Is this the Devil that Mötley Crüe was shouting at? (CREDIT:
20th Century Studios/Screenshot)
Starring: Anne Hathaway, Meryl Streep, Stanley Tucci, Emily Blunt, Justin Theroux, Kenneth Branagh, Lucy Liu, B.J. Novak, Simone Ashley, Tracie Thoms, Tibor Feldman, Patrick Brammall, Caleb Hearon, Helen J. Shen, Rachel Bloom, Larry Mitchell, George C. Wolfe, Pauline Chalamet
Director: David Frankel
Running Time: 119 Minutes
Rating: PG-13
Release Date: May 1, 2026 (Theaters)
Easily the most surprising moment for me while watching The Devil Wears Prada 2 came during the end credits when accomplished professional golfer Rory McIlroy and his wife Erica were credited as playing themselves. And yet my mom and I had not noticed them during the actual movie, despite both of us closely following his recent major victories. We figured they must have been at Miranda’s party at the Hamptons, which was positively bursting with oddball cameos. Which brings me to an important question I couldn’t help but ask myself: would I ever like to attend a Hamptons soiree myself like that?

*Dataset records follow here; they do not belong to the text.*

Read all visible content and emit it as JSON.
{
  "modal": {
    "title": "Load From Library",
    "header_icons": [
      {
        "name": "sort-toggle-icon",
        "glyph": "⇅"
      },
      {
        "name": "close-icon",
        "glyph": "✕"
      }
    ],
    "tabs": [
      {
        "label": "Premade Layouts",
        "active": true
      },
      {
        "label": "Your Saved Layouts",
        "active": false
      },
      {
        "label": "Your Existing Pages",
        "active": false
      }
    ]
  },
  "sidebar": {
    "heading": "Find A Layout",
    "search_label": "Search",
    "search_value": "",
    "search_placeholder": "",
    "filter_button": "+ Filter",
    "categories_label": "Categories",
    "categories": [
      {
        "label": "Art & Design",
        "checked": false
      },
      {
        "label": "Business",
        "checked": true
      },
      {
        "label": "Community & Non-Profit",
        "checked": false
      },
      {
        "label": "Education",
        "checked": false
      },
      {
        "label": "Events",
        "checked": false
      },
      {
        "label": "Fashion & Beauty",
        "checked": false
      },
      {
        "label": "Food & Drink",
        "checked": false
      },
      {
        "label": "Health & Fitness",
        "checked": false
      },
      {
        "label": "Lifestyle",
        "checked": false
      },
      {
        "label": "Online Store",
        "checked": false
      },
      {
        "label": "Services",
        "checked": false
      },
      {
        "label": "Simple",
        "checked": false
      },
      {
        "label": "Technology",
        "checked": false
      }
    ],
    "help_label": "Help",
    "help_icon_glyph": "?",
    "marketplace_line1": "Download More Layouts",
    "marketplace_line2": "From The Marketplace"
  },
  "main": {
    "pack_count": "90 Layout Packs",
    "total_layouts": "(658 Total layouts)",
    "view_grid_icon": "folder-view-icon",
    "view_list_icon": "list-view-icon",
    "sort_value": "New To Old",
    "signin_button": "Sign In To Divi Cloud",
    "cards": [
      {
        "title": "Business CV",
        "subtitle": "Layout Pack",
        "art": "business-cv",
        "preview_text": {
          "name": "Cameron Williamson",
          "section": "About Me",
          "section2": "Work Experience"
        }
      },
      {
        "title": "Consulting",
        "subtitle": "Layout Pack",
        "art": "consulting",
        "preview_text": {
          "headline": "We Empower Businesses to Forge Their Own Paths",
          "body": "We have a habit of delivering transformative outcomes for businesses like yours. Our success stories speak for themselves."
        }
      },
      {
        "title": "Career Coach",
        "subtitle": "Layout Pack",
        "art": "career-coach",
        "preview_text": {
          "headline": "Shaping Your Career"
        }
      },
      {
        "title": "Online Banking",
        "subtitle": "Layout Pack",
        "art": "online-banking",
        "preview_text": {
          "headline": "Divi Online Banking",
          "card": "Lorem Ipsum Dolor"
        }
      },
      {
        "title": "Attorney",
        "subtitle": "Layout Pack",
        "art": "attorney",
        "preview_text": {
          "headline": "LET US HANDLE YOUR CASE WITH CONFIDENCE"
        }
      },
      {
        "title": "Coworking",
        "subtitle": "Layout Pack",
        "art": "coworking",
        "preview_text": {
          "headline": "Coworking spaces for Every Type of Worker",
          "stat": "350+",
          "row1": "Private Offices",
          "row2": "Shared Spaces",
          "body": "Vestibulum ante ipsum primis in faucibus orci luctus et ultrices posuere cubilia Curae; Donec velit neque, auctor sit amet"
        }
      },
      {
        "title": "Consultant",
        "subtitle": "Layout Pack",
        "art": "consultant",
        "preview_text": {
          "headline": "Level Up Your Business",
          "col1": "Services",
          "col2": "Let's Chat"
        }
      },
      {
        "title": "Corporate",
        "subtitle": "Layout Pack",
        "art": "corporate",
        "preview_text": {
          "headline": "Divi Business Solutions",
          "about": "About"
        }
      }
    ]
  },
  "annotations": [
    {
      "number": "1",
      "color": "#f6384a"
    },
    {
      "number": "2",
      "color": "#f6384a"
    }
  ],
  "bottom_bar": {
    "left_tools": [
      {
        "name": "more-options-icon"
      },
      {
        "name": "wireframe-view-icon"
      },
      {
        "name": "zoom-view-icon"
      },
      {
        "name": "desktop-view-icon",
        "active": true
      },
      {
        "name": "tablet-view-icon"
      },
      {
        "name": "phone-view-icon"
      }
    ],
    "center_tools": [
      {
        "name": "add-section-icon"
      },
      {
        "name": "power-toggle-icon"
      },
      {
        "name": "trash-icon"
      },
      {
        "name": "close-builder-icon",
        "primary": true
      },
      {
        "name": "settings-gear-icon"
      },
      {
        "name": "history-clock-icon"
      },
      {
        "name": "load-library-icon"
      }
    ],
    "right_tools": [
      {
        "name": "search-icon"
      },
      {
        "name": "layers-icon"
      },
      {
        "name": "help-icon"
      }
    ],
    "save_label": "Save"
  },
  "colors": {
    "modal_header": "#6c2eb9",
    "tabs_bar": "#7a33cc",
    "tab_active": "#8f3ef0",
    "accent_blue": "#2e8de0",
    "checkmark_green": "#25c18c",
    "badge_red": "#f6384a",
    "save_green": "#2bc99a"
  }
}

I cannot imagine I would exactly enjoy the drive over, and it’s not like Runway can afford to loan everyone on the guest list a personal helicopter anymore these days, what with the modern state of legacy journalism being what it is and all (that’s the message of the film). Although if I were in the passenger seat, I would of course appreciate being able to get plenty of reading done. But the unpredictable assemblage of guests would probably make my brain melt from the random discombobulation of it all. I guess that’s a commentary on what Life is Like Right Now.
Thank you for coming to my hyper-specific review of The Devil Wears Prada 2!